Notwithstanding the mechanical advantages of the central dummy color channel 71C in the printhead chip 70, additional advantages may be achieved in terms of temperature regulation. Although the row(s) of nozzles corresponding to the dummy color channel 71C do not receive any ink, they may still be electrically connected to a printer controller in order to heat the printhead chip, as required. Temperature regulation across all color channels in a printhead chip is important for achieving consistent print quality and a central dummy row of non-ejecting nozzles, each having an active heater element, may be used achieve improved temperature regulation across the printhead chip.

Turning to FIGS. 17 to 19, the electrical wiring arrangements for the printhead 1 will now be described in more detail. A pair of longitudinal PCBs 18 flank the first row 14 and second row 16 of printhead chips 70 at opposite sides thereof, each PCB being bonded to the lower surface 52 of the manifold 25. Each PCB 18 comprises a rigid substrate (e.g. FR-4 substrate) for mounting of various electronics components and has one edge butting against a step 74 defined in the lower surface 52 of the manifold 25. Each PCB 18 extends laterally outwards beyond the sidewalls 41 of the manifold 25. The shield plate 20 is bonded to a lower surface of each PCB 18 and surrounds the first and second rows 14 and 16 of printhead chips 70 as well as a central longitudinal region between the first and second rows. The protruding portions of each PCB 18 and the shield plate 20 define opposite wings 75 of the printhead 1, while a uniformly planar lower surface of the shield plate 20 is configured for engagement with a perimeter capper (not shown) surrounding both rows of printhead chips.

An edge of each PCB 18 proximal a respective row of printhead chips 70 has a respective row of pinouts 77, each pinout being connected to a respective bond pad 73 on one of the printhead chips via a wirebond connection (not shown). An encapsulant 79 protects the wirebonds and extends between the proximal edge of each PCB 18 and an opposed edge of the printhead chips 70 containing the bond pads 73. The PCBs 18 generate heat and warm the shield plate 20 exposed to ink aerosol during printing. As foreshadowed above, a central portion of the shield plate 20 is relatively thermally isolated from the manifold 25 by virtue of the voids 68 defined in the shim 66. Accordingly, condensation of ink onto a central longitudinal region of the shield plate 20, between the first row 14 and second row 16 of printhead chips 70, is minimized.

As best seen in FIG. 17, a row of contact pads 80 extends longitudinally along a distal edge portion of an upper surface of each PCB 18. Each lead 22 has one end connected to a contact pad 80 and extends upwardly towards a respective sidewall of the main body 17. The leads 22 have an upper portion mounted to a respective flange 29 of the cover plate 27 via a lead retainer 24 affixed thereto, and a lower portion which flares laterally outwards towards the contact pads 80. Each lead 22 also has a portion defining the electrical contact 13 for connection to external power and data connectors of a printer.

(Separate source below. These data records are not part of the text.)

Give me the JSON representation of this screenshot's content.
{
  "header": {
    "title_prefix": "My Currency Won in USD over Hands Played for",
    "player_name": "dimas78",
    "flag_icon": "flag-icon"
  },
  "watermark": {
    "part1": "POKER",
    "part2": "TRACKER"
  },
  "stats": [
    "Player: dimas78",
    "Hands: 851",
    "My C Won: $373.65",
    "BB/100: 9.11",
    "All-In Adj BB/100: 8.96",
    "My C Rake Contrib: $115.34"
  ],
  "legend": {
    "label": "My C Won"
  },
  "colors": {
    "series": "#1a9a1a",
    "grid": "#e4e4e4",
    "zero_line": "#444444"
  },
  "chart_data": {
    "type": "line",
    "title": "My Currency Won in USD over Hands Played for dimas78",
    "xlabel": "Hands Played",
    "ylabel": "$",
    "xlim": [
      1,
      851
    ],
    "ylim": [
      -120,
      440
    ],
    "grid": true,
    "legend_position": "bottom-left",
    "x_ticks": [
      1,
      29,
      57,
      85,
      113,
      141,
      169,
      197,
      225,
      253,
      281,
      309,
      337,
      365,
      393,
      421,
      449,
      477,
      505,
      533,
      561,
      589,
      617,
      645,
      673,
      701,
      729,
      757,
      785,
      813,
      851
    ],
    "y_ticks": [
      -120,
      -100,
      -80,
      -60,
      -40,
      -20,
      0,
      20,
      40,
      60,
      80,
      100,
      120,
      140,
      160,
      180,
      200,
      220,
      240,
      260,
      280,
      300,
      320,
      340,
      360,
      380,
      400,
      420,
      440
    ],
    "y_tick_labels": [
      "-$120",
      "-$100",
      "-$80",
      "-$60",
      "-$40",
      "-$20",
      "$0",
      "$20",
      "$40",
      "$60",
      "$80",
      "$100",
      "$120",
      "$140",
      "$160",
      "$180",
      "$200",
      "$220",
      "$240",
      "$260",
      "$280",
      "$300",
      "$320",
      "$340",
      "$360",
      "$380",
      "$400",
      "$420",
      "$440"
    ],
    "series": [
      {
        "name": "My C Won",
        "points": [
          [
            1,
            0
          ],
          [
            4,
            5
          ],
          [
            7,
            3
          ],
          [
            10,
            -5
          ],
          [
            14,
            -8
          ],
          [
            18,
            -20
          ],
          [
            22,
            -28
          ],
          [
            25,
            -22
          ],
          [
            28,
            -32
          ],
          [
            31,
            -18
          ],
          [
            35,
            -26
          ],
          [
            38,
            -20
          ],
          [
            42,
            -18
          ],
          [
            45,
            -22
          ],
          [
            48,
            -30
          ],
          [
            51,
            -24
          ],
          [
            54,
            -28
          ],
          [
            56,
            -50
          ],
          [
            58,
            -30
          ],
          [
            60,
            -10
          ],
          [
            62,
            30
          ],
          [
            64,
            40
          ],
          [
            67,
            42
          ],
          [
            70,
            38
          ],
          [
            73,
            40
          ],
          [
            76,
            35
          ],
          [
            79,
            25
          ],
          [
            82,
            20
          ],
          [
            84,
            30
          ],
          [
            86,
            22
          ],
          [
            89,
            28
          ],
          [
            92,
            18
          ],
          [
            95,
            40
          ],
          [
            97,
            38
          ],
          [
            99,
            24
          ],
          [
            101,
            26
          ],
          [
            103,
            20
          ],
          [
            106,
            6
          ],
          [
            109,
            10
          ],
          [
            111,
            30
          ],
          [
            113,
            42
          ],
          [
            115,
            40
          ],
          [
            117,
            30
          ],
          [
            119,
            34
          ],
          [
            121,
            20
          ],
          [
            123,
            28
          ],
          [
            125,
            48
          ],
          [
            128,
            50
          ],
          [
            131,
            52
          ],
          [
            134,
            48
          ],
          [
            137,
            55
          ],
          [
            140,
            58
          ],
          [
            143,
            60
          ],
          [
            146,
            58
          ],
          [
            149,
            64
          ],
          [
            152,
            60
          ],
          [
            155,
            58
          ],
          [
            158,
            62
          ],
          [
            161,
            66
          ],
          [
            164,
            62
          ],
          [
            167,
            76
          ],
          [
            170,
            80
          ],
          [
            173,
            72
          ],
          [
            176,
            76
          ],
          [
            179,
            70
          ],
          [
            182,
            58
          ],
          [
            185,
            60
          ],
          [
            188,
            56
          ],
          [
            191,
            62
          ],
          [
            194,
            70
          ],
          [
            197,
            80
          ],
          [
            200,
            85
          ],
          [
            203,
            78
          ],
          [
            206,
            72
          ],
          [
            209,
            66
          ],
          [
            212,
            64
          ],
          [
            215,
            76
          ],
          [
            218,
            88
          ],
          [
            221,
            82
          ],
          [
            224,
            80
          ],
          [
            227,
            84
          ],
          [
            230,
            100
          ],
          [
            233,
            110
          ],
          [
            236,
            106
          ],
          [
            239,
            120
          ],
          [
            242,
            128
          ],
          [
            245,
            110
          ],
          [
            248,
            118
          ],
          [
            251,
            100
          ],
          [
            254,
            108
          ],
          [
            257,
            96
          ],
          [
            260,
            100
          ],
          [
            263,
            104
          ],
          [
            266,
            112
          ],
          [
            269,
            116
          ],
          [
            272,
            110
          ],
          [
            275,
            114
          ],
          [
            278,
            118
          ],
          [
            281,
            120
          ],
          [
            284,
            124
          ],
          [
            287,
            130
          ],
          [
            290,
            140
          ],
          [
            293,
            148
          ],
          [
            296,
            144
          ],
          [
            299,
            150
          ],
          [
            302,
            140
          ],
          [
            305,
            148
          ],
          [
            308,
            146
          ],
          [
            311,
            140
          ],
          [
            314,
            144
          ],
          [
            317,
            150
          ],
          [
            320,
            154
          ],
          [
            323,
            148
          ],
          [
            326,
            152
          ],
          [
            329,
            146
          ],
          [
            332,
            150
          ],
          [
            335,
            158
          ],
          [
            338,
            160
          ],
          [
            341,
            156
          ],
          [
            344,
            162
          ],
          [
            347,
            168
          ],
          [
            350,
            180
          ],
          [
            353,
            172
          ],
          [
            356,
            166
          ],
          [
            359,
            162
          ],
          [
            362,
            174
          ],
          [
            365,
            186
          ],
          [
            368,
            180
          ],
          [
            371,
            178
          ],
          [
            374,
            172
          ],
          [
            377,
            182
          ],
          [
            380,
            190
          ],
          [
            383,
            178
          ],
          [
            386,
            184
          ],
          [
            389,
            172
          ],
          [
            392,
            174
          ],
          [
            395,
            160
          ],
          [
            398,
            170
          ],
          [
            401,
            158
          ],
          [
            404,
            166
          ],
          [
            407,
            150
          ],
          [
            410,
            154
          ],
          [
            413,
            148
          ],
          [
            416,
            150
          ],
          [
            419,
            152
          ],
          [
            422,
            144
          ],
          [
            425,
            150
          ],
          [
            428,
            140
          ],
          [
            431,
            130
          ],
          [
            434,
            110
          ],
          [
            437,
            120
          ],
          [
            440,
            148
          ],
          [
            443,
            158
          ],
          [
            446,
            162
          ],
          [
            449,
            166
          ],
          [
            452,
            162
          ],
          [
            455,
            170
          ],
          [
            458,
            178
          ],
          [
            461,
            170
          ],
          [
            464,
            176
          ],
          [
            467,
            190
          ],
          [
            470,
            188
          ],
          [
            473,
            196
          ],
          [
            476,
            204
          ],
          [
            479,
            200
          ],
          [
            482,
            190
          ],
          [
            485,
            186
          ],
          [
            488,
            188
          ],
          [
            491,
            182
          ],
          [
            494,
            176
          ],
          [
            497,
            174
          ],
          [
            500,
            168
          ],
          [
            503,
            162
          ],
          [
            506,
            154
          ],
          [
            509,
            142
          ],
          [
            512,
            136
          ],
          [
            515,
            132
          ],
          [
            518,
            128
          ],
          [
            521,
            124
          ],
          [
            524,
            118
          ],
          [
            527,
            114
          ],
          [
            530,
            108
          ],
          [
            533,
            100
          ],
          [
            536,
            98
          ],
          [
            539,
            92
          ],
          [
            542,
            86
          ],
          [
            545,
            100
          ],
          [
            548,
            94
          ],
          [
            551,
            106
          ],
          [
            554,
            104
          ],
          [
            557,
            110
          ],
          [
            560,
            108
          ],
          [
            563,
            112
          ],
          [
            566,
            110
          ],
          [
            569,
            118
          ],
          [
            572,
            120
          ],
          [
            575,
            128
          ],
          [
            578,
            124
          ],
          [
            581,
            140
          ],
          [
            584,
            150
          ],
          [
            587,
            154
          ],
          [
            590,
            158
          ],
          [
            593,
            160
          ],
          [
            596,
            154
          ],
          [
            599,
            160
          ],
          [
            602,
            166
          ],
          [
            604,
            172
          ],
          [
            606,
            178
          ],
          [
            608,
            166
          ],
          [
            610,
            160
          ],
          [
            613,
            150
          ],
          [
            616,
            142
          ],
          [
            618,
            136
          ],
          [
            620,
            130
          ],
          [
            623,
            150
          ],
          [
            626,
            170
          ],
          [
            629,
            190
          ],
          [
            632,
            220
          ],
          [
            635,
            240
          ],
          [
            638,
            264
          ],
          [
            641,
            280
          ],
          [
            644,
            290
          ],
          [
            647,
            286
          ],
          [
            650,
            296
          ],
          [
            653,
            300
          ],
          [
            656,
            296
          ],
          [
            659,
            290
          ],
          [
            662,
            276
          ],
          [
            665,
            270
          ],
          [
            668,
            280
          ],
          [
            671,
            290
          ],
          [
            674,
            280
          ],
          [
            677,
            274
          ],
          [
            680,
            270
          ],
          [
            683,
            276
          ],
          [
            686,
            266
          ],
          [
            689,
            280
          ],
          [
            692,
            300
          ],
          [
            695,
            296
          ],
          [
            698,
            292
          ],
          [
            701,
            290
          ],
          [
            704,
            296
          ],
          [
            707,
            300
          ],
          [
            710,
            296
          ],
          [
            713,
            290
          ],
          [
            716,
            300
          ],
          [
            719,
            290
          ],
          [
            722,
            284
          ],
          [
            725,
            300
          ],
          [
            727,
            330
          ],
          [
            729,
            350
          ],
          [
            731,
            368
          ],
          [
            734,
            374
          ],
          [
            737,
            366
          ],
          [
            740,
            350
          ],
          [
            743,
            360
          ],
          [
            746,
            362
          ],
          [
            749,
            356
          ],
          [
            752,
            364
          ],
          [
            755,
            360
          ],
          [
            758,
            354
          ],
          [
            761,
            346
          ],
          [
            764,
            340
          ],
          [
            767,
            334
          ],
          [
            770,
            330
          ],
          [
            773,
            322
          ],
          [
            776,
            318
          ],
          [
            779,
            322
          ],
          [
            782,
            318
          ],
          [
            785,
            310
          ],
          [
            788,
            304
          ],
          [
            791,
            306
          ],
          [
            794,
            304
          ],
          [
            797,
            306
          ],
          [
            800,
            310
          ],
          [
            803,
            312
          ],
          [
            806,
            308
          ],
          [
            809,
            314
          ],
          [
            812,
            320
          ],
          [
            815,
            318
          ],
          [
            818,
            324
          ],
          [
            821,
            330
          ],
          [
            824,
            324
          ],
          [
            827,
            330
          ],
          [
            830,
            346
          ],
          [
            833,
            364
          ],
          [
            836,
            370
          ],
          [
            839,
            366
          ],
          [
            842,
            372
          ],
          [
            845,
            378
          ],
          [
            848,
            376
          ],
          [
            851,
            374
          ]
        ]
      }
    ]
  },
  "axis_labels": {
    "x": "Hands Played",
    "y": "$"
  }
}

In this way, each row of printhead chips 70 receives power and data from the electricals contacts 13 via respective leads 22 and a respective PCB 18 adjacent the row of printhead chips.

The printhead 1 described hereinabove therefore has a number of features for addressing the challenges of pagewide printing, especially full-color pagewide printing using relatively long printheads.

It will, of course, be appreciated that the present invention has been described by way of example only and that modifications of detail may be made within the scope of the invention, which is defined in the accompanying claims.